Electrochemical (catalytic) oxidation includes two-dimensional and three-dimensional electrode systems. It is currently highly regarded due to the micro-electric field electrolysis of three-dimensional electrode systems. Three-dimensional electrodes are filled with granular or other debris-like working electrode materials between the electrodes of a traditional two-dimensional electrolyzer, and the surface of the filled material is charged to become a third pole, and electrochemical reactions can occur on the surface of the working electrode material.
Compared with the two-dimensional flat electrode, the three-dimensional electrode has a large specific surface, which can increase the surface-to-body ratio of the electrolyzer, provide a larger current intensity with a lower current density, have a small particle spacing, a high mass transfer speed, and a high spatiotemporal conversion efficiency. Therefore, the current efficiency is high and the treatment effect is good. The three-dimensional electrode can be used to treat domestic sewage, pesticides, dyes, pharmaceuticals, phenol-containing wastewater and other refractory organic wastewater, metal ions, landfill leachate, etc.
Radiation Technology
Since the 1970s, with the development of large cobalt sources and electron accelerator technology, the problem of radiation sources in the application of radiation technology has been gradually improved. The research on the use of radiation technology to treat pollutants in wastewater has attracted attention and attention from all countries.
Compared with traditional chemical oxidation, the use of radiation technology to treat pollutants does not require the addition of chemical reagents or only a small amount of chemical reagents, does not produce secondary pollution, and has the advantages of high degradation efficiency, fast reaction speed, and complete degradation of pollutants. Moreover, when ionizing radiation is used in combination with catalytic oxidation methods such as oxygen and ozone, it will produce a "synergy effect". Therefore, radiation technology to treat pollutants is a clean and sustainable technology, and is listed by the International Atomic Energy Agency as the main research direction for the peaceful use of atomic energy in the 21st century.
Photochemical Catalytic Oxidation Technology
Photochemical catalytic oxidation technology is developed on the basis of photochemical oxidation.

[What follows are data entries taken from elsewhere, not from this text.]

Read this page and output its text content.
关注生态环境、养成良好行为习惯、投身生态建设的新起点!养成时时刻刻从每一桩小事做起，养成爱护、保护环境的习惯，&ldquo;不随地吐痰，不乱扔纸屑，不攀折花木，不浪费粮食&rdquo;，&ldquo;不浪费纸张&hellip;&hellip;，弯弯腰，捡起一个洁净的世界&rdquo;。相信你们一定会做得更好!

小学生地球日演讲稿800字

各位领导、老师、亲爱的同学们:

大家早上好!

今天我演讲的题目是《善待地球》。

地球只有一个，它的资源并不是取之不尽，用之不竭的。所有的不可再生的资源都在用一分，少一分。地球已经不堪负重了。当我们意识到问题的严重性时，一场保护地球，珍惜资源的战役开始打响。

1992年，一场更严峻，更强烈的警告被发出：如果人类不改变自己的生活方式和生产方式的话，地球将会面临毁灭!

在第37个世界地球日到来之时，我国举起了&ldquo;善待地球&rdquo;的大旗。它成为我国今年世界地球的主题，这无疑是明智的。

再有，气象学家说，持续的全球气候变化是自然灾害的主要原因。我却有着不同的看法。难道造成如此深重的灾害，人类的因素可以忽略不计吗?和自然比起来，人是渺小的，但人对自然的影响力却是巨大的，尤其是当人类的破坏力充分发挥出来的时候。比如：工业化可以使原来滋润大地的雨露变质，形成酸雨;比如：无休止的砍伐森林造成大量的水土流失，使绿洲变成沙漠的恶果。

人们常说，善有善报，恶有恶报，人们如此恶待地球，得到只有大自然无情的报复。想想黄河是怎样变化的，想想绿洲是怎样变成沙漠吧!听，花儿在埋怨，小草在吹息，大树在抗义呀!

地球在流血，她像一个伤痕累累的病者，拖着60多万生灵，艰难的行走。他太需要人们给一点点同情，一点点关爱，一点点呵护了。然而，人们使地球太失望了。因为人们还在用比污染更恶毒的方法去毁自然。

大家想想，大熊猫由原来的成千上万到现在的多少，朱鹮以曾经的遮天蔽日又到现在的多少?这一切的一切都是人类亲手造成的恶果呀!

Compared with photochemical method, it has stronger oxidation ability and can degrade organic pollutants more thoroughly. Photochemical catalytic oxidation is photochemical degradation under the condition of catalyst, and oxidants produce free radicals with strong oxidation ability under the radiation of light.
The catalysts include TiO2, ZnO, WO3, CdS, ZnS, SnO2 and Fe3O4.
Divided into homogeneous and heterogeneous two types, homogeneous photocatalytic degradation is to use Fe2 + or Fe3 + and H2O2 as a medium to generate hydroxyl radicals through light-assisted-Fenton reaction to degrade pollutants; heterogeneous catalytic degradation is to put a certain amount of photosensitive semiconductor materials, such as TiO2, ZnO, etc. in the pollution system, and combine light radiation to excite the photosensitive semiconductor under the irradiation of light to generate electron-hole pairs. Dissolved oxygen, water molecules, etc. adsorbed on the semiconductor interact with electron-hole to produce free radicals with strong oxidation ability such as OH.
TiO2 photocatalytic oxidation technology has obvious advantages in oxidative degradation of organic pollutants in water, especially refractory organic pollutants.
Supercritical water oxidation (SCWO) technology
SCWO is a homogeneous oxidation decomposition of organic matter using supercritical water as a medium. Organic pollutants can be decomposed into inorganic small molecules such as CO2 and H2O in a short time, while sulfur, phosphorus and nitrogen atoms are converted into sulfate, phosphate, nitrate and nitrite ions or nitrogen respectively. The United States lists the SCWO method as the most promising waste treatment technology in the field of energy and environment.